Keevin Galbraith

Personal information
- Nationality: American
- Born: April 30, 1979 (age 47)
- Height: 6 ft 2 in (188 cm)
- Weight: 210 lb (95 kg; 15 st 0 lb)

Sport
- Position: Defense
- NLL team Former teams: New York Titans Philadelphia Wings
- NCAA team: University of Delaware
- Pro career: 2002–

= Keevin Galbraith =

American lacrosse player

Keevin Galbraith (born 1979) attended high school and played lacrosse at Malvern Prep. Keevin was a student-athlete at the University of Delaware and was a four year defensive starter on the lacrosse team. At Delaware, Keevin earned All-tournament team in 2000 and 2001, 1st team All-Conference in 2001 and was one of two players from UD to play in the North South game in 2001. He was also chosen as one of the top 40 Seniors in 2001 to play in the 1st MLL combine.

After college, Keevin was signed as a free agent by the Philadelphia Wings in the NLL, where he played five years, from 2002 to 2006. To improve his indoor game, he went to Vancouver, Canada to play for the North Shore Thunder during 2002 and 2003 summers. He was then picked up by the New York Titans as a free agent in 2006, and played three years before deciding to retire. In 2007, Keevin was 1 of 23 players chosen to play for the USA indoor national team, and helped the team win a bronze medal.
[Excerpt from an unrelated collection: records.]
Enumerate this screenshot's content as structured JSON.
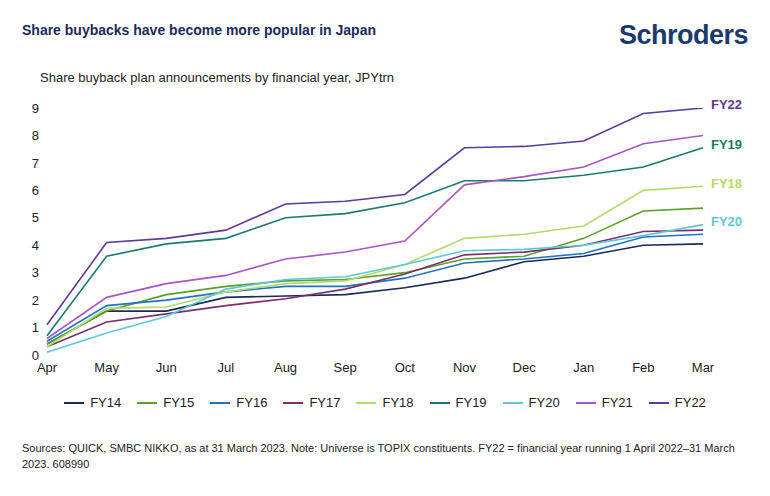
{
  "chart_data": {
    "type": "line",
    "title": "Share buybacks have become more popular in Japan",
    "logo": "Schroders",
    "subtitle": "Share buyback plan announcements by financial year, JPYtrn",
    "note": "Sources: QUICK, SMBC NIKKO, as at 31 March 2023. Note: Universe is TOPIX constituents. FY22 = financial year running 1 April 2022–31 March 2023. 608990",
    "categories": [
      "Apr",
      "May",
      "Jun",
      "Jul",
      "Aug",
      "Sep",
      "Oct",
      "Nov",
      "Dec",
      "Jan",
      "Feb",
      "Mar"
    ],
    "ylim": [
      0,
      9
    ],
    "yticks": [
      0,
      1,
      2,
      3,
      4,
      5,
      6,
      7,
      8,
      9
    ],
    "grid": false,
    "legend": "bottom",
    "series": [
      {
        "name": "FY14",
        "color": "#1b2a5c",
        "values": [
          0.4,
          1.6,
          1.6,
          2.1,
          2.15,
          2.2,
          2.45,
          2.8,
          3.4,
          3.6,
          4.0,
          4.05
        ]
      },
      {
        "name": "FY15",
        "color": "#5aa02c",
        "values": [
          0.4,
          1.6,
          2.2,
          2.5,
          2.7,
          2.75,
          3.0,
          3.5,
          3.6,
          4.25,
          5.25,
          5.35
        ]
      },
      {
        "name": "FY16",
        "color": "#1f74c0",
        "values": [
          0.5,
          1.8,
          2.0,
          2.3,
          2.5,
          2.5,
          2.8,
          3.35,
          3.5,
          3.7,
          4.3,
          4.4
        ]
      },
      {
        "name": "FY17",
        "color": "#7b2d6e",
        "values": [
          0.3,
          1.2,
          1.5,
          1.8,
          2.05,
          2.4,
          2.95,
          3.65,
          3.75,
          4.0,
          4.5,
          4.55
        ]
      },
      {
        "name": "FY18",
        "color": "#b5d96b",
        "values": [
          0.3,
          1.7,
          1.75,
          2.3,
          2.6,
          2.7,
          3.3,
          4.25,
          4.4,
          4.7,
          6.0,
          6.15
        ]
      },
      {
        "name": "FY19",
        "color": "#1a7a6e",
        "values": [
          0.7,
          3.6,
          4.05,
          4.25,
          5.0,
          5.15,
          5.55,
          6.35,
          6.35,
          6.55,
          6.85,
          7.55
        ]
      },
      {
        "name": "FY20",
        "color": "#5cc8d8",
        "values": [
          0.1,
          0.8,
          1.4,
          2.4,
          2.75,
          2.85,
          3.3,
          3.8,
          3.85,
          4.0,
          4.35,
          4.75
        ]
      },
      {
        "name": "FY21",
        "color": "#a855c8",
        "values": [
          0.6,
          2.1,
          2.6,
          2.9,
          3.5,
          3.75,
          4.15,
          6.2,
          6.5,
          6.85,
          7.7,
          8.0
        ]
      },
      {
        "name": "FY22",
        "color": "#5a3a9a",
        "values": [
          1.1,
          4.1,
          4.25,
          4.55,
          5.5,
          5.6,
          5.85,
          7.55,
          7.6,
          7.8,
          8.8,
          9.0
        ]
      }
    ],
    "annotations": [
      {
        "text": "FY22",
        "series": "FY22"
      },
      {
        "text": "FY19",
        "series": "FY19"
      },
      {
        "text": "FY18",
        "series": "FY18"
      },
      {
        "text": "FY20",
        "series": "FY20"
      }
    ]
  }
}
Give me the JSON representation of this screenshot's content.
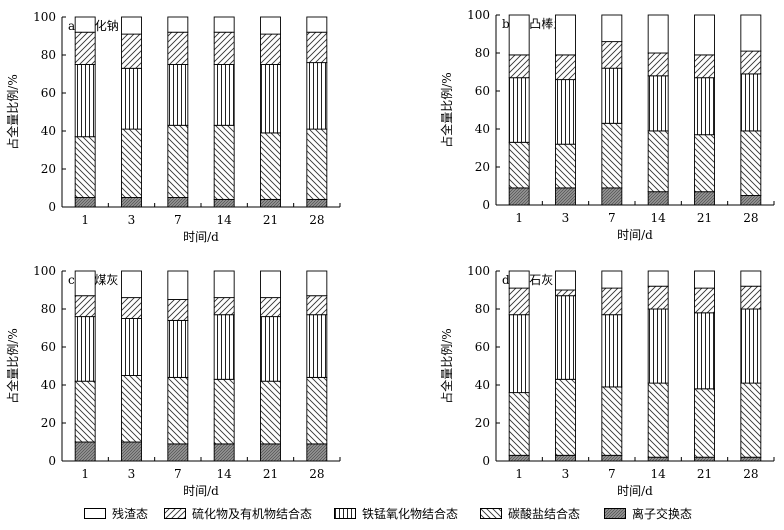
{
  "chart_data": [
    {
      "type": "bar",
      "stacked": true,
      "panel_label": "a. 硫化钠",
      "xlabel": "时间/d",
      "ylabel": "占全量比例/%",
      "ylim": [
        0,
        100
      ],
      "yticks": [
        0,
        20,
        40,
        60,
        80,
        100
      ],
      "categories": [
        "1",
        "3",
        "7",
        "14",
        "21",
        "28"
      ],
      "series": [
        {
          "name": "离子交换态",
          "values": [
            5,
            5,
            5,
            4,
            4,
            4
          ]
        },
        {
          "name": "碳酸盐结合态",
          "values": [
            32,
            36,
            38,
            39,
            35,
            37
          ]
        },
        {
          "name": "铁锰氧化物结合态",
          "values": [
            38,
            32,
            32,
            32,
            36,
            35
          ]
        },
        {
          "name": "硫化物及有机物结合态",
          "values": [
            17,
            18,
            17,
            17,
            16,
            16
          ]
        },
        {
          "name": "残渣态",
          "values": [
            8,
            9,
            8,
            8,
            9,
            8
          ]
        }
      ]
    },
    {
      "type": "bar",
      "stacked": true,
      "panel_label": "b. 凹凸棒土",
      "xlabel": "时间/d",
      "ylabel": "占全量比例/%",
      "ylim": [
        0,
        100
      ],
      "yticks": [
        0,
        20,
        40,
        60,
        80,
        100
      ],
      "categories": [
        "1",
        "3",
        "7",
        "14",
        "21",
        "28"
      ],
      "series": [
        {
          "name": "离子交换态",
          "values": [
            9,
            9,
            9,
            7,
            7,
            5
          ]
        },
        {
          "name": "碳酸盐结合态",
          "values": [
            24,
            23,
            34,
            32,
            30,
            34
          ]
        },
        {
          "name": "铁锰氧化物结合态",
          "values": [
            34,
            34,
            29,
            29,
            30,
            30
          ]
        },
        {
          "name": "硫化物及有机物结合态",
          "values": [
            12,
            13,
            14,
            12,
            12,
            12
          ]
        },
        {
          "name": "残渣态",
          "values": [
            21,
            21,
            14,
            20,
            21,
            19
          ]
        }
      ]
    },
    {
      "type": "bar",
      "stacked": true,
      "panel_label": "c. 粉煤灰",
      "xlabel": "时间/d",
      "ylabel": "占全量比例/%",
      "ylim": [
        0,
        100
      ],
      "yticks": [
        0,
        20,
        40,
        60,
        80,
        100
      ],
      "categories": [
        "1",
        "3",
        "7",
        "14",
        "21",
        "28"
      ],
      "series": [
        {
          "name": "离子交换态",
          "values": [
            10,
            10,
            9,
            9,
            9,
            9
          ]
        },
        {
          "name": "碳酸盐结合态",
          "values": [
            32,
            35,
            35,
            34,
            33,
            35
          ]
        },
        {
          "name": "铁锰氧化物结合态",
          "values": [
            34,
            30,
            30,
            34,
            34,
            33
          ]
        },
        {
          "name": "硫化物及有机物结合态",
          "values": [
            11,
            11,
            11,
            9,
            10,
            10
          ]
        },
        {
          "name": "残渣态",
          "values": [
            13,
            14,
            15,
            14,
            14,
            13
          ]
        }
      ]
    },
    {
      "type": "bar",
      "stacked": true,
      "panel_label": "d. 熟石灰",
      "xlabel": "时间/d",
      "ylabel": "占全量比例/%",
      "ylim": [
        0,
        100
      ],
      "yticks": [
        0,
        20,
        40,
        60,
        80,
        100
      ],
      "categories": [
        "1",
        "3",
        "7",
        "14",
        "21",
        "28"
      ],
      "series": [
        {
          "name": "离子交换态",
          "values": [
            3,
            3,
            3,
            2,
            2,
            2
          ]
        },
        {
          "name": "碳酸盐结合态",
          "values": [
            33,
            40,
            36,
            39,
            36,
            39
          ]
        },
        {
          "name": "铁锰氧化物结合态",
          "values": [
            41,
            44,
            38,
            39,
            40,
            39
          ]
        },
        {
          "name": "硫化物及有机物结合态",
          "values": [
            14,
            3,
            14,
            12,
            13,
            12
          ]
        },
        {
          "name": "残渣态",
          "values": [
            9,
            10,
            9,
            8,
            9,
            8
          ]
        }
      ]
    }
  ],
  "legend": {
    "items": [
      {
        "label": "残渣态",
        "pattern": "blank"
      },
      {
        "label": "硫化物及有机物结合态",
        "pattern": "hatch-fwd"
      },
      {
        "label": "铁锰氧化物结合态",
        "pattern": "vlines"
      },
      {
        "label": "碳酸盐结合态",
        "pattern": "hatch-back"
      },
      {
        "label": "离子交换态",
        "pattern": "dense"
      }
    ]
  },
  "patterns_by_series": {
    "离子交换态": "dense",
    "碳酸盐结合态": "hatch-back",
    "铁锰氧化物结合态": "vlines",
    "硫化物及有机物结合态": "hatch-fwd",
    "残渣态": "blank"
  }
}
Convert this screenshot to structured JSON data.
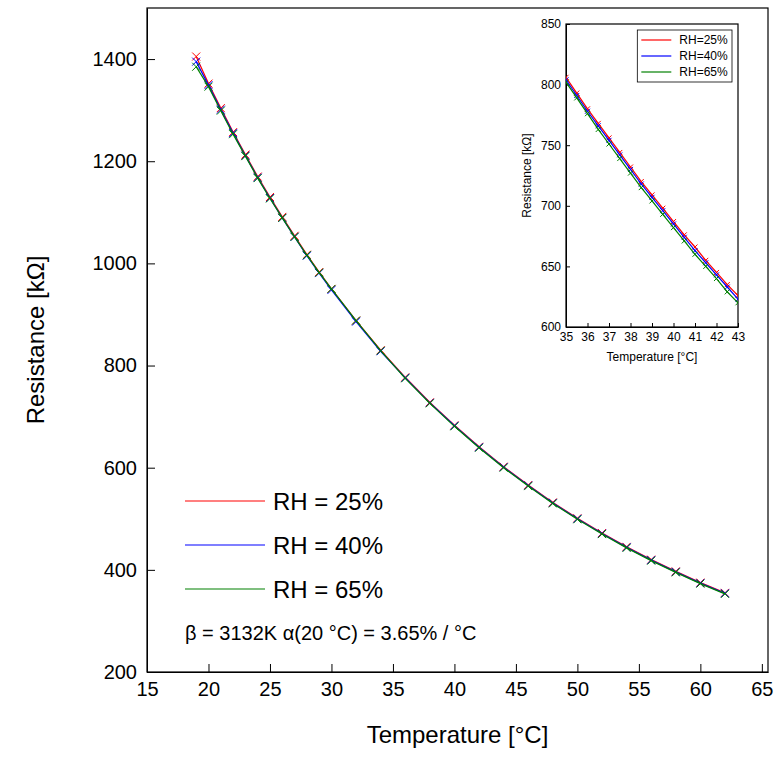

Keevin also played for the world champion Philadelphia Barrage in 2006. In 2010 Keevin was asked to be an assistant coach for Team USA in the indoor world games where he coached the likes of Casey Powell and Paul Rabil.

Keevin earned a Health and Physical Education degree at UD and Masters in Special Education from Wilmington University.